Along the way, ESO hopes to develop new strategies for studying astronomical phenomena. Instrumentation plays a key role in this. The VLT will initially be outfitted with 11 instruments-some as big as a room-capable of wide-range spectroscopy and other types of imaging. Some of these instruments have already paid big dividends for astronomers using UT1. Munich University's Rolf-Peter Kudritzki spent four nights at Paranal late last year using the VLT's FORS-focal reducer/low-dispersion spectrograph-to examine a newly discovered population of stars floating in the space between the galaxies of certain clusters. Though Kudritzki's team came well prepared, the members encountered some surprising results and consequently had to alter their program on the fly. "Many of our objects turned out to be completely different from what we expected," Kudritzki says."We detected a new class of extreme-emission-line galaxies at very high redshift." High redshifts indicate that the galaxies are moving away from our own very quickly and are at the edge of an expanding universe; because they are so far away, their light took billions of years to reach Earth, so we are seeing them as they were when the universe began. "I knew on the spot that I had something new and I was very excited about that," says Kudritzki.

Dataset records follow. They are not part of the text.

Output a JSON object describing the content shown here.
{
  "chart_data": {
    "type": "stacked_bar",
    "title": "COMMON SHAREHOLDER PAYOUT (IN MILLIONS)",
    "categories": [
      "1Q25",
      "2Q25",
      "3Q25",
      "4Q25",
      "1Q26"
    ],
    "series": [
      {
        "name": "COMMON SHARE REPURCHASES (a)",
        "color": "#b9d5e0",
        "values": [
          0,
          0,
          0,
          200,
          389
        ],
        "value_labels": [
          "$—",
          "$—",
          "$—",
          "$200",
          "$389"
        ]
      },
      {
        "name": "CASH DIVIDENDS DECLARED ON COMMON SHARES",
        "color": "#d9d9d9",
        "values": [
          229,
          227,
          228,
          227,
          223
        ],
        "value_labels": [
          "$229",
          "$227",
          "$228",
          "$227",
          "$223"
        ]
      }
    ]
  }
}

Peter Barthel, an astronomer at the Kapteyn Institute in the Netherlands, spent several days at Paranal in late January. Collaborating with Willem de Vries of Lawrence Livermore National Laboratory in Berkeley, California, and Chris O'Dea of Baltimore's Space Telescope Science Institute, Barthel investigated distant galaxies that appear to be harboring small, young radio sources-potentially other galaxies. "The VLT data will tell if our ideas about these young radio galaxies make sense, and fortunately the data we gathered were excellent," Barthel says. "We got a number of new identifications with very faint galaxies. Though we still have substantial data processing and analysis left, we can, from the raw images, already see the faint host galaxies and study their spectra."